You're operating in a nearly frictionless environment. Efficiency isn't an issue. You need accuracy in thrust. Releasing compressed gas through an accurate valve is a lot more precise than issues with varying efficiency of a fan at different speeds, and compensating for spin-up time. But that's neither here nor there. Six gas jets, six fans, either way its simply not going to work.
Confucius say: Is better to be silent and be thought a fool, than to speak and remove all doubt.
Maybe you oughta stop reading the fortune cookies, and think more about your posts.
Re:Hmmm. Pokeball! (Score:3)
Never had a Gyro as a kid, huh? (Score:3)

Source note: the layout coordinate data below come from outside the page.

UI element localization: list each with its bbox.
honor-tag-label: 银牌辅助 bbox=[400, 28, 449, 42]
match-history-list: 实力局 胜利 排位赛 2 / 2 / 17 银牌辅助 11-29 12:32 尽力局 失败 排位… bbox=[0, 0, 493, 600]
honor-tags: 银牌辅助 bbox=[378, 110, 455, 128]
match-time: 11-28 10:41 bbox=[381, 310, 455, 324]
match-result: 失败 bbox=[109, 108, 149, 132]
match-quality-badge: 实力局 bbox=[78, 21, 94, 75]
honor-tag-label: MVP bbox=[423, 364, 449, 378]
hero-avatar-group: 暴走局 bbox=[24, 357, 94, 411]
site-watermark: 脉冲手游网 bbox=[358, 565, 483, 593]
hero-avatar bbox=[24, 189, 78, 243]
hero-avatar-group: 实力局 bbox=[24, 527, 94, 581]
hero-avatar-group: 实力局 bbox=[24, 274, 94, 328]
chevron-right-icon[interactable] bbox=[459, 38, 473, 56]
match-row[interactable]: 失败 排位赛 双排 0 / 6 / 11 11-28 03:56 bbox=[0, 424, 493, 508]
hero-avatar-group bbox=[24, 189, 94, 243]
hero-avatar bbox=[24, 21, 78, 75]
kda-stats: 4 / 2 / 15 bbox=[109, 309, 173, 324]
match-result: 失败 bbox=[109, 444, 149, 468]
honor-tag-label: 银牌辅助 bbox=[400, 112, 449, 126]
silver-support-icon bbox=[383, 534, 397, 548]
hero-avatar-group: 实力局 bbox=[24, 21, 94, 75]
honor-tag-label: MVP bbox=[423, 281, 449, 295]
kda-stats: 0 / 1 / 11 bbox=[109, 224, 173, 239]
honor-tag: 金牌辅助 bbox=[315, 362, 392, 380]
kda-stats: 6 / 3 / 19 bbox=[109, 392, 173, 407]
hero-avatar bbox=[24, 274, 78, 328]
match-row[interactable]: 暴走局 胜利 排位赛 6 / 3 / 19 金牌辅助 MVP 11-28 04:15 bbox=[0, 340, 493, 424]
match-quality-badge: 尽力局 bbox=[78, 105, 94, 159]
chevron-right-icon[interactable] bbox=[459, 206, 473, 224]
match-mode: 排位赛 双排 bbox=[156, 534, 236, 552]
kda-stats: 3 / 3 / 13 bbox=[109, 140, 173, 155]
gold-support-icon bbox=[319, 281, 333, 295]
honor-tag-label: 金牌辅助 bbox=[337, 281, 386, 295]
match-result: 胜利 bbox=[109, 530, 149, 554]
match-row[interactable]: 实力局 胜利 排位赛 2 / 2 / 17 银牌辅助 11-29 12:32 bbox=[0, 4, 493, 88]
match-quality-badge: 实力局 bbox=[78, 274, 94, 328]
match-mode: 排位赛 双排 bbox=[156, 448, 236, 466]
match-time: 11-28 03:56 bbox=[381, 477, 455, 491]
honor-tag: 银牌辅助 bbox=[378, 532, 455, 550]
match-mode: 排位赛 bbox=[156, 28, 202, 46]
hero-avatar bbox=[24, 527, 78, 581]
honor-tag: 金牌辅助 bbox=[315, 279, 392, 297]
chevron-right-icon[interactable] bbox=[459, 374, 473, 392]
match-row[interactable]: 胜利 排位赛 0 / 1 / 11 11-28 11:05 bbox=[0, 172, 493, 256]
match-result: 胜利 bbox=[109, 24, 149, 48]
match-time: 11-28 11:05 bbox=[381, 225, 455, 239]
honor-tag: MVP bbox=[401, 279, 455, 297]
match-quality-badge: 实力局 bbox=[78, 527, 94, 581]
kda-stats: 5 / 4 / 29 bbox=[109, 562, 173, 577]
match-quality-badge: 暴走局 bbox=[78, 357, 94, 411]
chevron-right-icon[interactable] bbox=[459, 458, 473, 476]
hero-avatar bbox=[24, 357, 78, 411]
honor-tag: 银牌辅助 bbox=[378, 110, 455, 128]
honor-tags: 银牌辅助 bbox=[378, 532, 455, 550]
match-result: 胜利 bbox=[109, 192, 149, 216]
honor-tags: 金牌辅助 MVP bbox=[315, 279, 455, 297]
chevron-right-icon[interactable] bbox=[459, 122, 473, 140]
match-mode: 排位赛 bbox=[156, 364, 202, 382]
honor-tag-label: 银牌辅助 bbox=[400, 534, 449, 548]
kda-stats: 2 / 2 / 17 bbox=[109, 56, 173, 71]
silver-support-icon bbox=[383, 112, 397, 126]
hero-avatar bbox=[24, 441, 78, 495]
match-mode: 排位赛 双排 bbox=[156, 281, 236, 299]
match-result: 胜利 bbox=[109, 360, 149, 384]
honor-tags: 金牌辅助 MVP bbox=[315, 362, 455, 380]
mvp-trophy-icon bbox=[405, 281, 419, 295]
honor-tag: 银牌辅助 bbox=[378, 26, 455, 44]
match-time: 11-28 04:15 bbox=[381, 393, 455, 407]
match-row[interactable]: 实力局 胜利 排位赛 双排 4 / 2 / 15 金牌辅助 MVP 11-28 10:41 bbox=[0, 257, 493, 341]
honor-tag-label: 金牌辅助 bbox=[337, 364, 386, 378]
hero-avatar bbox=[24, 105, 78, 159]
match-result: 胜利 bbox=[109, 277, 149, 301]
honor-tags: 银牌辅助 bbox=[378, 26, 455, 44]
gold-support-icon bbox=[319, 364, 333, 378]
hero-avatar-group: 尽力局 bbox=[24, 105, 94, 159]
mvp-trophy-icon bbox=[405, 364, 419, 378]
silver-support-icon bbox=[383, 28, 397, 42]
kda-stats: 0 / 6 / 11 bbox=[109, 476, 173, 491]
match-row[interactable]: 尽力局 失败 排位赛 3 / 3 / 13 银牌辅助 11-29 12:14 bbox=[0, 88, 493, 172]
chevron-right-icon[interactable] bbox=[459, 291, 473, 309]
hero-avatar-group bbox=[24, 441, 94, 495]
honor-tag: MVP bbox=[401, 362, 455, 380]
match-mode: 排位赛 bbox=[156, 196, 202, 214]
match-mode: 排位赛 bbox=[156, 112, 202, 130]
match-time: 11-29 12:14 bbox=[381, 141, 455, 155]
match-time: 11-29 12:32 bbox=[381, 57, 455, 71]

My Friend the Red Ball (Score:5)
I figure I may as well chime in here. I'm one of the research scientists at NASA working on the PSA (though it's been renamed SMR, Spacecraft MicroRobot, nobody seems to want to call it that). Right now, we have a version that floats on an air hockey table in two dimensions (actually, a fifteen ton granite slab is the table, and the PSA has an air pump so that it floats like a hovercraft), just as a proof of concept and to test control algorithms. We are currently designing the gimbal to test the three dimensional (though larger, since it will still be a prototype) version, which we are also designing right now.
As for a few of the things posted by other people: the speech technology is pretty far along. If you look at the NYT this morning, there is an article about a car computer that accepts speech commands. There are still many issues that we need to work on, but it's not that far off.
The current plan for propulsion are a bank of six fans (not pictured on the model). We have four fans on the 2D version, so 6 will give us enough to move in 3D. Compressed air is a nice idea, but the question becomes how to direct it, how to generate it (assumming that you don't want to have to carry a canister, which is very heavy), and how much force you can actually get from it.
I like the image of a PSA avatar (the dancing paperclip).
We can test it in microgravity in two ways: First, we are building the gimbal that I mentioned above, which allows us to test it in a limited range here in the lab. Second, we will use the "Vomit Comet", the plane that goes into a long dive, providing low-gravity for about thirty seconds at a time.
And yes, the fans spinning up in micro-g cause all kinds of control problems. From where I'm sitting, I can see two people that are using up all of our writing pads trying to solve them.